Des documents publiés par WikiLeaks samedi dernier confirment l’existence d’une importante dissidence au sein de l’Organisation pour l’interdiction des armes chimiques (OIAC), l’organisme mondial de surveillance des armes chimiques. Les différences concernent la rédaction d’un rapport public sur l’attaque présumée du 7 avril 2018 à Douma, en Syrie, qui aurait tué 49 personnes et blessées jusqu’à 650.
La dernière série de révélations montre clairement que l’opération de renversement de régime menée par les États-Unis en Syrie, qui a débuté en 2011, est fondée sur une série de mensonges.
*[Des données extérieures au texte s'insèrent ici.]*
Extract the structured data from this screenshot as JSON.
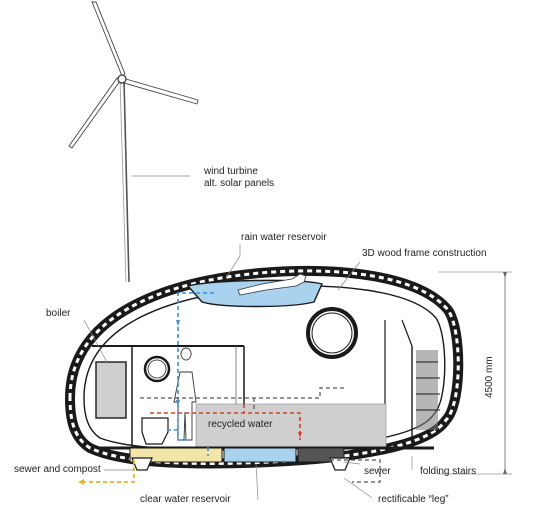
{
  "labels": {
    "wind_turbine": "wind turbine",
    "alt_solar": "alt. solar panels",
    "rain_water": "rain water reservoir",
    "wood_frame": "3D wood frame construction",
    "boiler": "boiler",
    "height": "4500 mm",
    "recycled_water": "recycled water",
    "sewer_compost": "sewer and compost",
    "sewer": "sewer",
    "folding_stairs": "folding stairs",
    "clear_water": "clear water reservoir",
    "leg": "rectificable “leg”"
  },
  "colors": {
    "clean_water": "#3a8fd6",
    "recycled": "#d9402b",
    "sewage": "#e8b81e",
    "reservoir_fill": "#a9d2ef",
    "shell": "#1a1a1a"
  }
}
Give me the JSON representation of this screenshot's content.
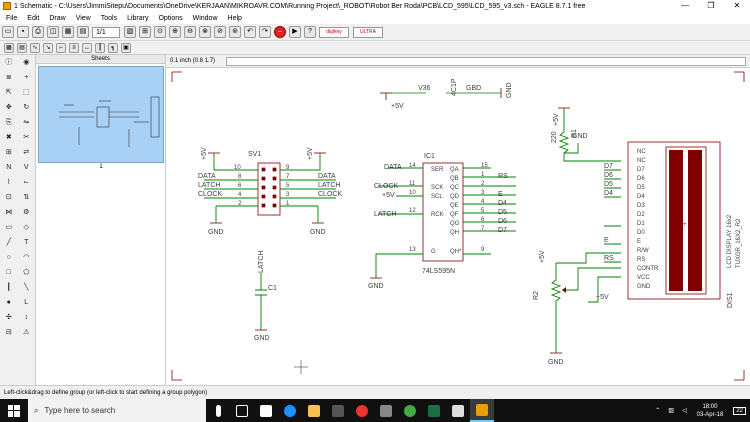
{
  "window": {
    "title": "1 Schematic - C:\\Users\\JimmiSitepu\\Documents\\OneDrive\\KERJAAN\\MIKROAVR.COM\\Running Project\\_ROBOT\\Robot Ber Roda\\PCB\\LCD_595\\LCD_595_v3.sch - EAGLE 8.7.1 free",
    "minimize": "—",
    "maximize": "❐",
    "close": "✕"
  },
  "menu": [
    "File",
    "Edit",
    "Draw",
    "View",
    "Tools",
    "Library",
    "Options",
    "Window",
    "Help"
  ],
  "toolbar": {
    "sheet_select": "1/1",
    "logo1": "digikey",
    "logo2": "ULTRA"
  },
  "sheets": {
    "header": "Sheets",
    "sheet_number": "1"
  },
  "command": {
    "coordinate": "0.1 inch (0.8 1.7)",
    "input_value": ""
  },
  "status": "Left-click&drag to define group (or left-click to start defining a group polygon)",
  "taskbar": {
    "search_placeholder": "Type here to search",
    "time": "18:00",
    "date": "03-Apr-18",
    "notify_count": "22"
  },
  "schematic": {
    "sv1_name": "SV1",
    "ic1_name": "IC1",
    "ic1_value": "74LS595N",
    "c1_name": "C1",
    "r1_name": "R1",
    "r1_value": "220",
    "r2_name": "R2",
    "dis1_name": "DIS1",
    "dis1_value": "LCD DISPLAY 16x2",
    "dis1_label2": "TUXGR_16X2_R2",
    "ic1_pin_labels": [
      "SER",
      "QA",
      "QB",
      "SCK",
      "QC",
      "SCL",
      "QD",
      "QE",
      "RCK",
      "QF",
      "QG",
      "QH",
      "G",
      "QH*"
    ],
    "lcd_pins": [
      "NC",
      "NC",
      "D7",
      "D6",
      "D5",
      "D4",
      "D3",
      "D2",
      "D1",
      "D0",
      "E",
      "R/W",
      "RS",
      "CONTR",
      "VCC",
      "GND"
    ],
    "nets": {
      "data": "DATA",
      "latch": "LATCH",
      "clock": "CLOCK",
      "rs": "RS",
      "e": "E",
      "d4": "D4",
      "d5": "D5",
      "d6": "D6",
      "d7": "D7",
      "vcc": "+5V",
      "gnd": "GND",
      "v36": "V36",
      "gbd": "GBD",
      "ic1p": "4C1P"
    },
    "sv1_pins_left": [
      "10",
      "8",
      "6",
      "4",
      "2"
    ],
    "sv1_pins_right": [
      "9",
      "7",
      "5",
      "3",
      "1"
    ],
    "ic1_pins_left": [
      "14",
      "11",
      "10",
      "12",
      "13"
    ],
    "ic1_pins_right": [
      "15",
      "1",
      "2",
      "3",
      "4",
      "5",
      "6",
      "7",
      "9"
    ]
  },
  "colors": {
    "wire": "#008000",
    "part": "#800000",
    "text": "#404040",
    "thumb": "#a9d0f5"
  }
}
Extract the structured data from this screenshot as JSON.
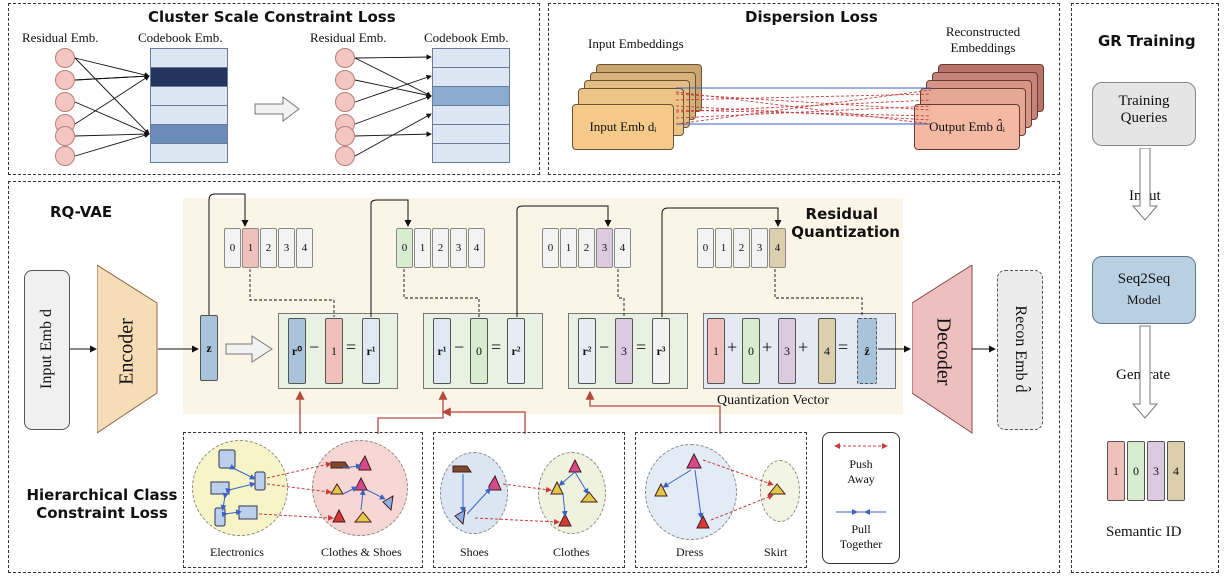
{
  "cluster_panel": {
    "title": "Cluster Scale Constraint Loss",
    "left_residual_label": "Residual Emb.",
    "left_codebook_label": "Codebook Emb.",
    "right_residual_label": "Residual Emb.",
    "right_codebook_label": "Codebook Emb."
  },
  "dispersion_panel": {
    "title": "Dispersion Loss",
    "input_embeddings_label": "Input Embeddings",
    "reconstructed_label_line1": "Reconstructed",
    "reconstructed_label_line2": "Embeddings",
    "input_emb_box": "Input Emb dᵢ",
    "output_emb_box": "Output Emb d̂ᵢ"
  },
  "gr_panel": {
    "title": "GR Training",
    "training_line1": "Training",
    "training_line2": "Queries",
    "input_label": "Input",
    "seq2seq_line1": "Seq2Seq",
    "seq2seq_line2": "Model",
    "generate_label": "Generate",
    "semantic_id": [
      "1",
      "0",
      "3",
      "4"
    ],
    "semantic_id_label": "Semantic ID"
  },
  "rqvae_panel": {
    "title": "RQ-VAE",
    "input_emb": "Input Emb d",
    "encoder": "Encoder",
    "decoder": "Decoder",
    "recon_emb": "Recon Emb d̂",
    "residual_title_line1": "Residual",
    "residual_title_line2": "Quantization",
    "z_label": "z",
    "codebook_cells": [
      "0",
      "1",
      "2",
      "3",
      "4"
    ],
    "step1": {
      "r_in": "r⁰",
      "code": "1",
      "r_out": "r¹"
    },
    "step2": {
      "r_in": "r¹",
      "code": "0",
      "r_out": "r²"
    },
    "step3": {
      "r_in": "r²",
      "code": "3",
      "r_out": "r³"
    },
    "quant_codes": [
      "1",
      "0",
      "3",
      "4"
    ],
    "z_hat": "ẑ",
    "quant_vector_label": "Quantization Vector",
    "minus": "−",
    "equals": "=",
    "plus": "+"
  },
  "hierarchy_panel": {
    "title_line1": "Hierarchical Class",
    "title_line2": "Constraint Loss",
    "electronics": "Electronics",
    "clothes_shoes": "Clothes & Shoes",
    "shoes": "Shoes",
    "clothes": "Clothes",
    "dress": "Dress",
    "skirt": "Skirt"
  },
  "legend": {
    "push_line1": "Push",
    "push_line2": "Away",
    "pull_line1": "Pull",
    "pull_line2": "Together"
  },
  "colors": {
    "pink": "#efc0bc",
    "green": "#d8ecd0",
    "purple": "#dccbe0",
    "tan": "#dccfae",
    "blue": "#b9cfe0",
    "encoder": "#f7dcb8",
    "decoder": "#eebfbf",
    "residual_bg": "#faf5e6",
    "input_emb_front": "#f4c98a",
    "output_emb_front": "#f3b9a3"
  }
}
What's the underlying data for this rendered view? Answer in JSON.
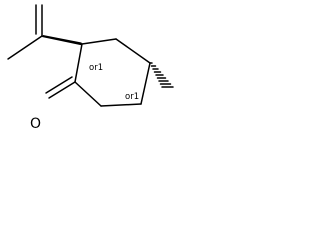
{
  "molecule": {
    "atoms": {
      "oxygen": "O"
    },
    "stereo_labels": {
      "alpha_carbon": "or1",
      "methyl_carbon": "or1"
    }
  },
  "colors": {
    "bond": "#000000",
    "background": "#ffffff"
  }
}
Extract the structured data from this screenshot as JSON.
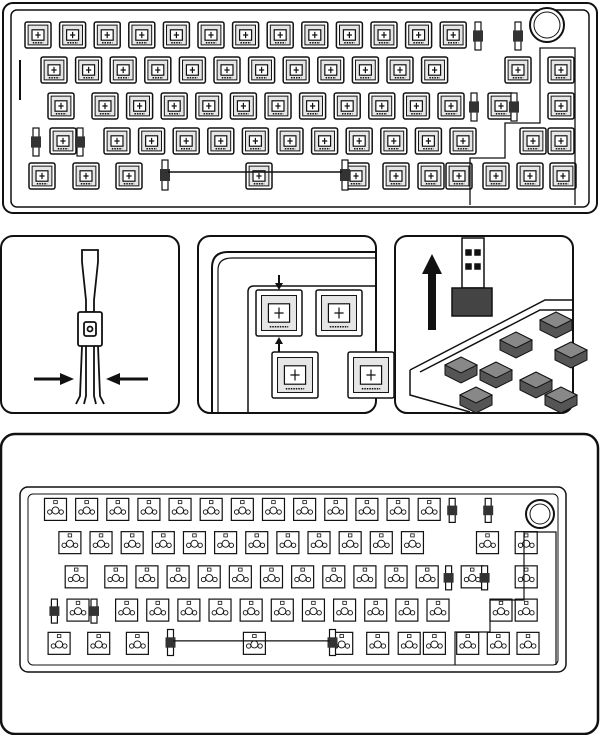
{
  "colors": {
    "line": "#111111",
    "background": "#ffffff",
    "keyFill": "#e6e6e6"
  },
  "icons": [
    "keyboard-with-switches",
    "switch-puller-tool",
    "arrow-right-icon",
    "arrow-left-icon",
    "arrow-down-icon",
    "arrow-up-icon",
    "knob-icon",
    "stabilizer-icon"
  ],
  "panels": [
    "keyboard-with-switches-installed",
    "switch-puller",
    "switch-insertion-closeup",
    "switch-removal",
    "keyboard-empty-plate"
  ]
}
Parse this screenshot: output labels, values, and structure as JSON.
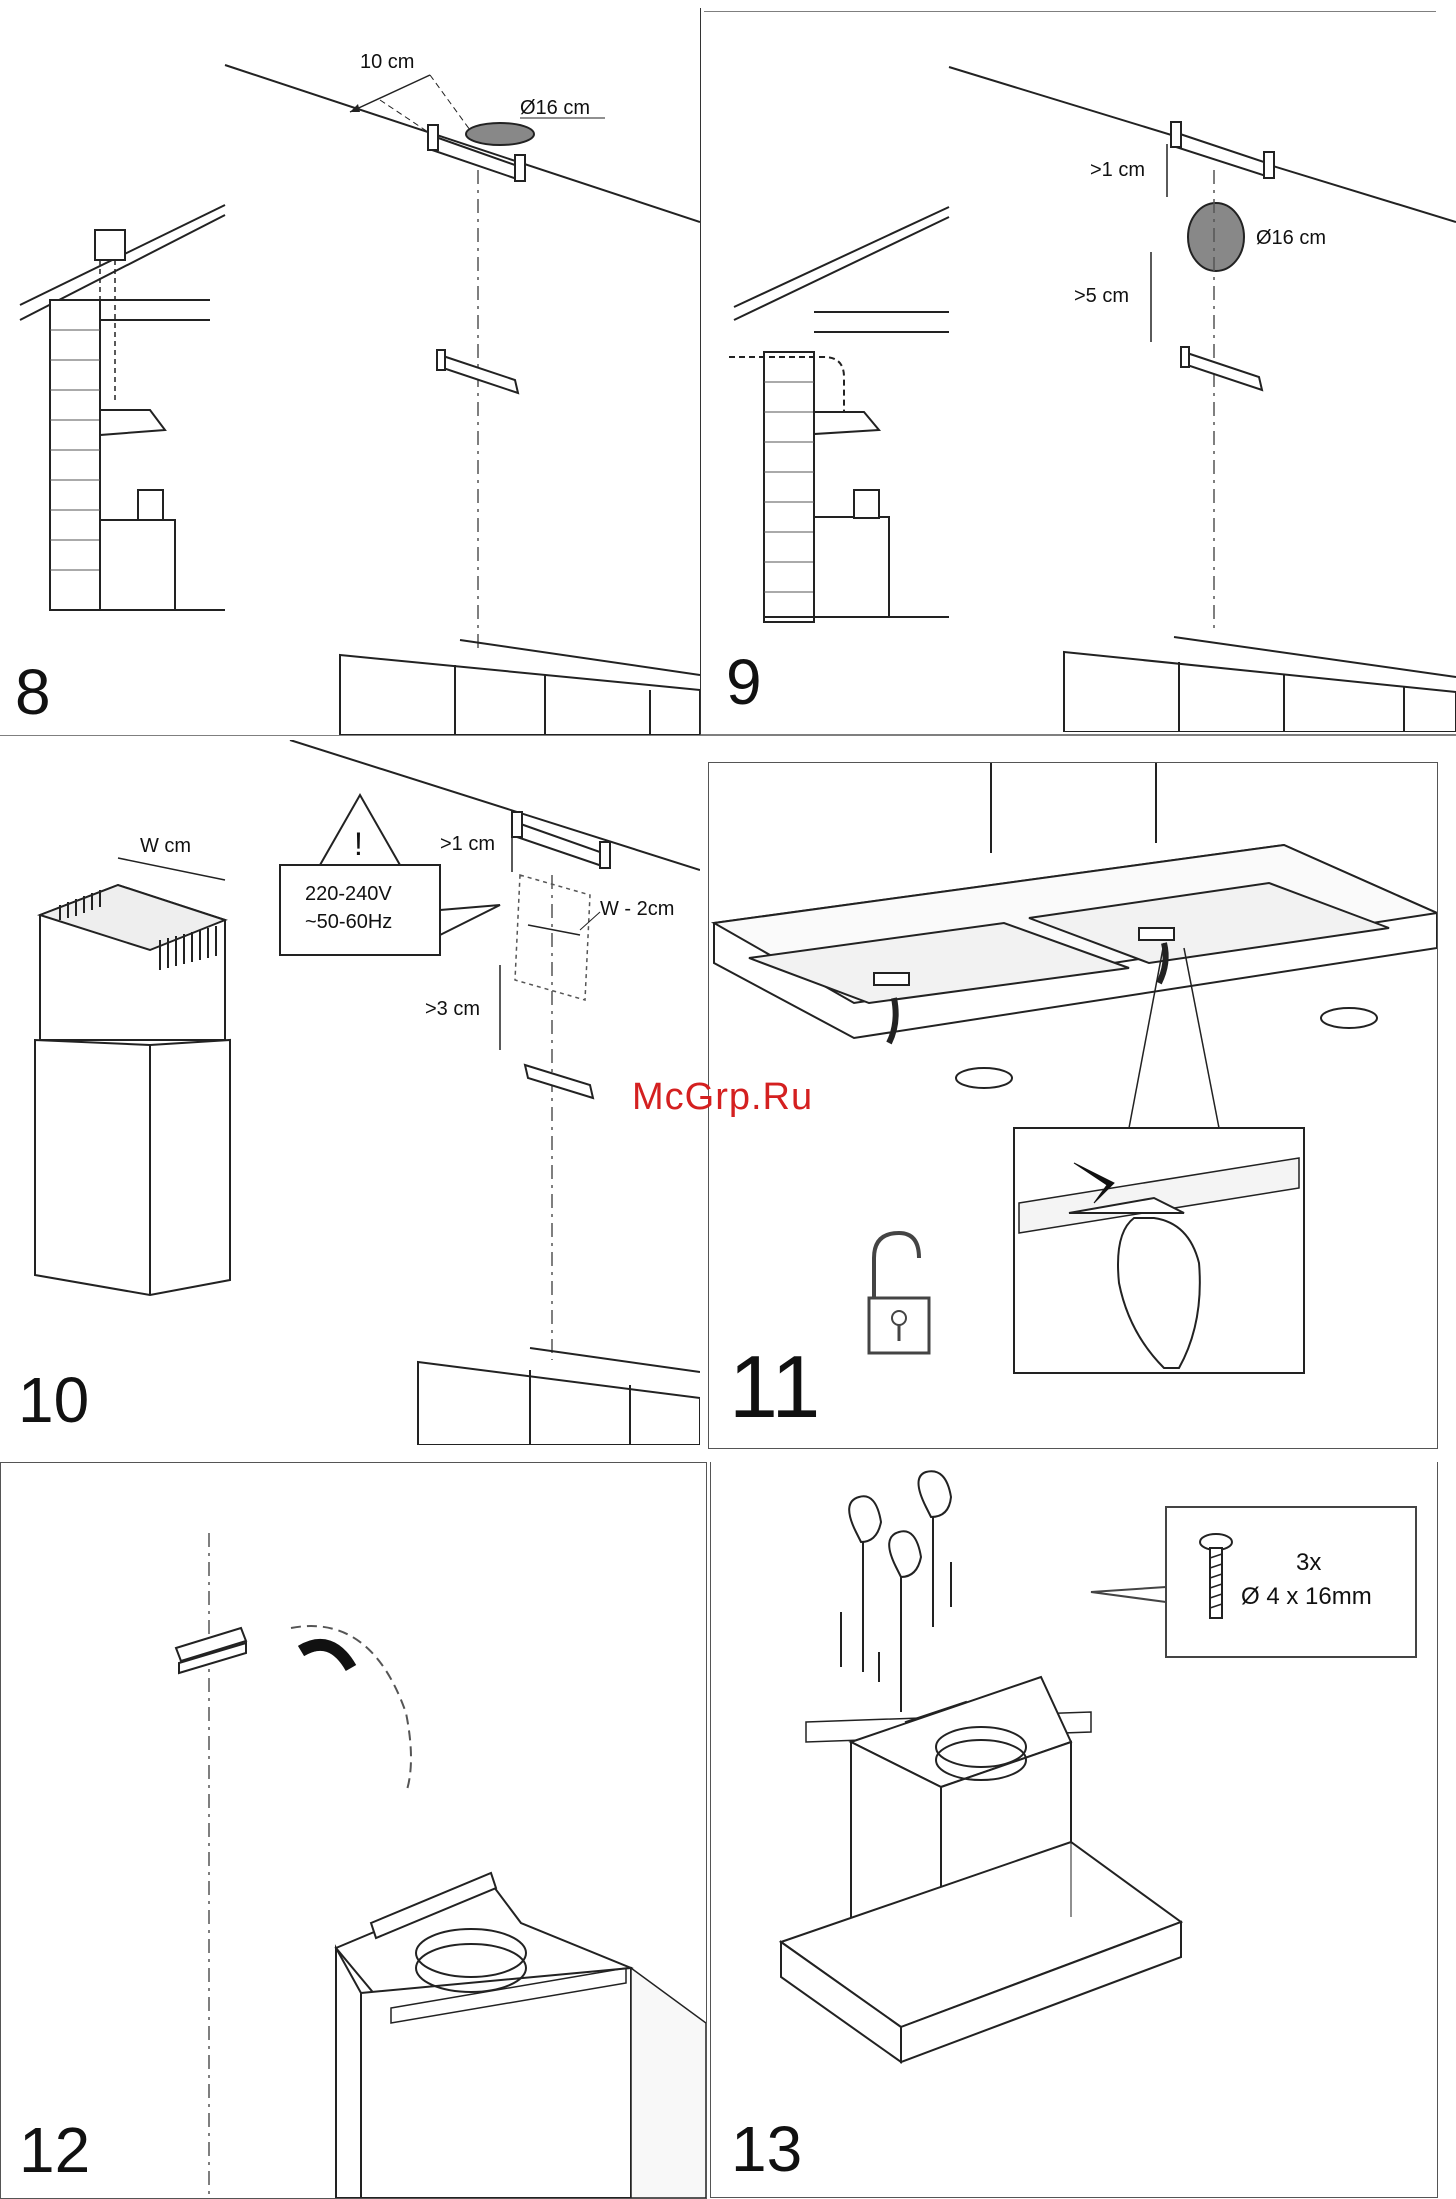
{
  "watermark": "McGrp.Ru",
  "steps": [
    {
      "number": "8",
      "labels": {
        "offset": "10 cm",
        "diameter": "Ø16 cm"
      }
    },
    {
      "number": "9",
      "labels": {
        "gap_top": ">1 cm",
        "diameter": "Ø16 cm",
        "gap_bottom": ">5 cm"
      }
    },
    {
      "number": "10",
      "labels": {
        "width": "W cm",
        "voltage": "220-240V",
        "frequency": "~50-60Hz",
        "gap_top": ">1 cm",
        "width_minus": "W - 2cm",
        "gap_bottom": ">3 cm"
      }
    },
    {
      "number": "11",
      "labels": {}
    },
    {
      "number": "12",
      "labels": {}
    },
    {
      "number": "13",
      "labels": {
        "quantity": "3x",
        "screw_size": "Ø 4 x 16mm"
      }
    }
  ],
  "icons": {
    "warning": "warning-triangle-icon",
    "unlock": "padlock-open-icon",
    "screw": "screw-icon",
    "hand": "hand-icon",
    "arrow": "curved-arrow-icon"
  }
}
Le gouvernement Trump et ses alliés européens ont lancé des tirs de missiles contre la Syrie à peine une semaine plus tard. Ils se sont appuyés sur une vidéo qui montrait des victimes supposées de l’attaque dans un hôpital haletantes et bavant. L’attaque menée par les États-Unis était un acte de guerre qui menaçait de déclencher un conflit plus large avec la Russie et l’Iran. Ces derniers avaient tous deux déployé des forces militaires dans le pays pour soutenir le gouvernement Assad dans la guerre de huit ans alimentée par la CIA pour renverser le régime.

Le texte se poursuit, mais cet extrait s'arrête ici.